The limitations of both batteries and solar panels tend to boil down to the materials used in the electrode portion of a battery. This material is the conductor through which an electric current enters or leaves a solution in a battery. Typical electrode materials can only transmit a limited electrical charge. Nanotechnology, however, gives scientists the ability to enlarge the surface area of the electrode material at the nanoscale without increasing the material size. The trick is to boost the complexity of the material at the nanoscale.
For example, imagine two blocks of cheese of equal size: one solid cheddar and the other Swiss cheese riddled with pores and holes. Due to the interior walls of the holes, the Swiss cheese benefits from greater surface area than the solid cheddar.
Scientists have drawn inspiration for such technology from marine sponges, which assemble their complex, crystalline structures at the molecular level. And it’s that sort of assembly that factors into the last item on our list.
1. Some Self-assembly Required
All of these nano-manufacturing and nanotechnology advancements will undoubtedly change the face of industry forever, but the biggest game changer of them all will come in the form of self-assembly.
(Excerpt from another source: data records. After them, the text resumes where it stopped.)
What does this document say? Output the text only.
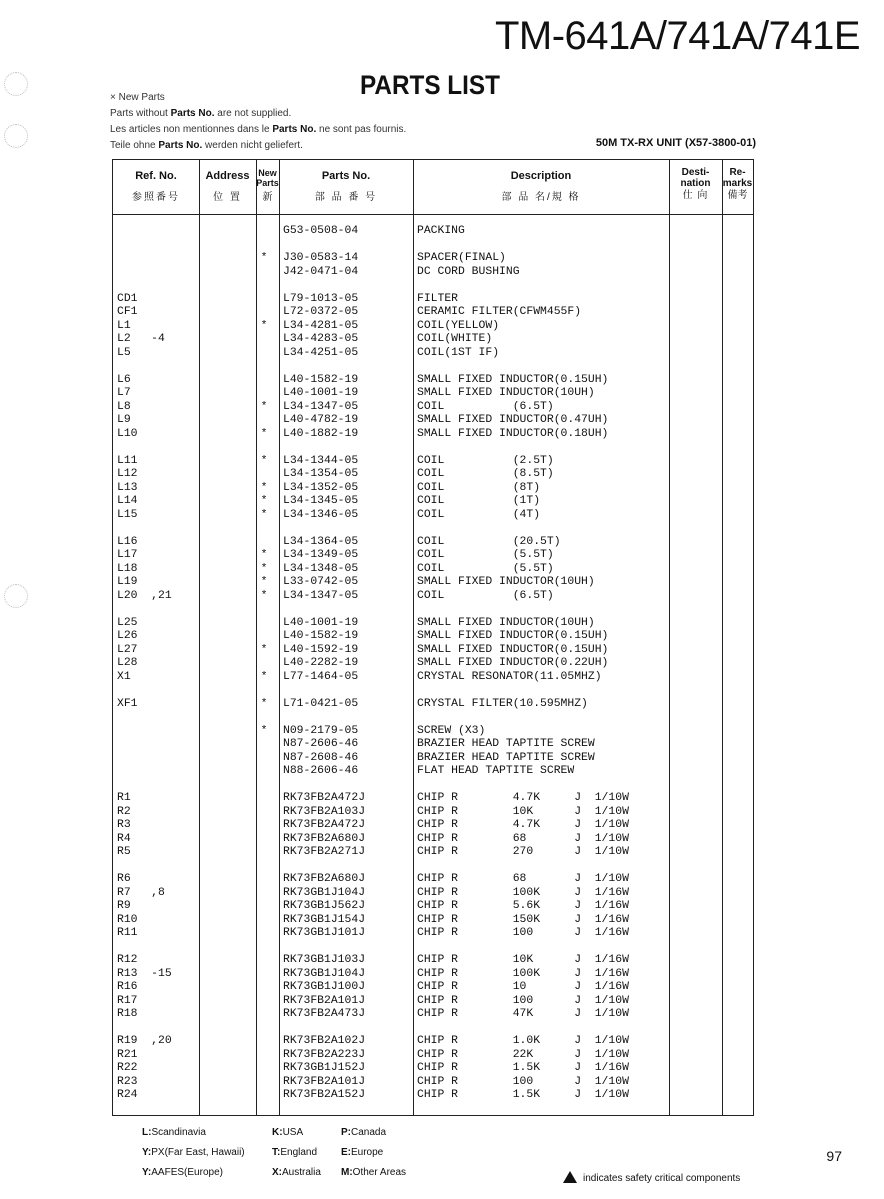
TM-641A/741A/741E
PARTS LIST
× New Parts
Parts without Parts No. are not supplied.
Les articles non mentionnes dans le Parts No. ne sont pas fournis.
Teile ohne Parts No. werden nicht geliefert.	50M TX-RX UNIT (X57-3800-01)
Ref. No.
参照番号
Address
位 置
New Parts
新
Parts No.
部 品 番 号
Description
部 品 名/規 格
Desti- nation
仕 向
Re- marks
備考
G53-0508-04	PACKING
* J30-0583-14	SPACER(FINAL)
J42-0471-04	DC CORD BUSHING
CD1	L79-1013-05	FILTER
CF1	L72-0372-05	CERAMIC FILTER(CFWM455F)
L1	* L34-4281-05	COIL(YELLOW)
L2   -4	L34-4283-05	COIL(WHITE)
L5	L34-4251-05	COIL(1ST IF)
L6	L40-1582-19	SMALL FIXED INDUCTOR(0.15UH)
L7	L40-1001-19	SMALL FIXED INDUCTOR(10UH)
L8	* L34-1347-05	COIL          (6.5T)
L9	L40-4782-19	SMALL FIXED INDUCTOR(0.47UH)
L10	* L40-1882-19	SMALL FIXED INDUCTOR(0.18UH)
L11	* L34-1344-05	COIL          (2.5T)
L12	L34-1354-05	COIL          (8.5T)
L13	* L34-1352-05	COIL          (8T)
L14	* L34-1345-05	COIL          (1T)
L15	* L34-1346-05	COIL          (4T)
L16	L34-1364-05	COIL          (20.5T)
L17	* L34-1349-05	COIL          (5.5T)
L18	* L34-1348-05	COIL          (5.5T)
L19	* L33-0742-05	SMALL FIXED INDUCTOR(10UH)
L20  ,21	* L34-1347-05	COIL          (6.5T)
L25	L40-1001-19	SMALL FIXED INDUCTOR(10UH)
L26	L40-1582-19	SMALL FIXED INDUCTOR(0.15UH)
L27	* L40-1592-19	SMALL FIXED INDUCTOR(0.15UH)
L28	L40-2282-19	SMALL FIXED INDUCTOR(0.22UH)
X1	* L77-1464-05	CRYSTAL RESONATOR(11.05MHZ)
XF1	* L71-0421-05	CRYSTAL FILTER(10.595MHZ)
* N09-2179-05	SCREW (X3)
N87-2606-46	BRAZIER HEAD TAPTITE SCREW
N87-2608-46	BRAZIER HEAD TAPTITE SCREW
N88-2606-46	FLAT HEAD TAPTITE SCREW
R1	RK73FB2A472J	CHIP R        4.7K     J  1/10W
R2	RK73FB2A103J	CHIP R        10K      J  1/10W
R3	RK73FB2A472J	CHIP R        4.7K     J  1/10W
R4	RK73FB2A680J	CHIP R        68       J  1/10W
R5	RK73FB2A271J	CHIP R        270      J  1/10W
R6	RK73FB2A680J	CHIP R        68       J  1/10W
R7   ,8	RK73GB1J104J	CHIP R        100K     J  1/16W
R9	RK73GB1J562J	CHIP R        5.6K     J  1/16W
R10	RK73GB1J154J	CHIP R        150K     J  1/16W
R11	RK73GB1J101J	CHIP R        100      J  1/16W
R12	RK73GB1J103J	CHIP R        10K      J  1/16W
R13  -15	RK73GB1J104J	CHIP R        100K     J  1/16W
R16	RK73GB1J100J	CHIP R        10       J  1/16W
R17	RK73FB2A101J	CHIP R        100      J  1/10W
R18	RK73FB2A473J	CHIP R        47K      J  1/10W
R19  ,20	RK73FB2A102J	CHIP R        1.0K     J  1/10W
R21	RK73FB2A223J	CHIP R        22K      J  1/10W
R22	RK73GB1J152J	CHIP R        1.5K     J  1/16W
R23	RK73FB2A101J	CHIP R        100      J  1/10W
R24	RK73FB2A152J	CHIP R        1.5K     J  1/10W
L:Scandinavia	K:USA	P:Canada
Y:PX(Far East, Hawaii)	T:England E:Europe
Y:AAFES(Europe)	X:Australia M:Other Areas
97
indicates safety critical components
The smaller the building blocks become, the closer we get to the molecular-scale building techniques of nature itself.
Earlier applications of nanotechnology implemented a top-down approach, in which scientists use instruments such as the atomic force microscope to manipulate matter at the nanoscale. The bottom-up approach, however, actually builds at the molecular level. The difference between the two approaches is not unlike that between Victor Frankenstein’s stitching together body parts to make a new human and nature simply growing one up from genetic material.
In the future, nano-manufacturing will take place entirely at a scale invisible to the naked eye, as nano-bots construct everything from delicate fabrics and super-strong steel to computing components.
The future of industry all comes down to the size and complexity of the building blocks.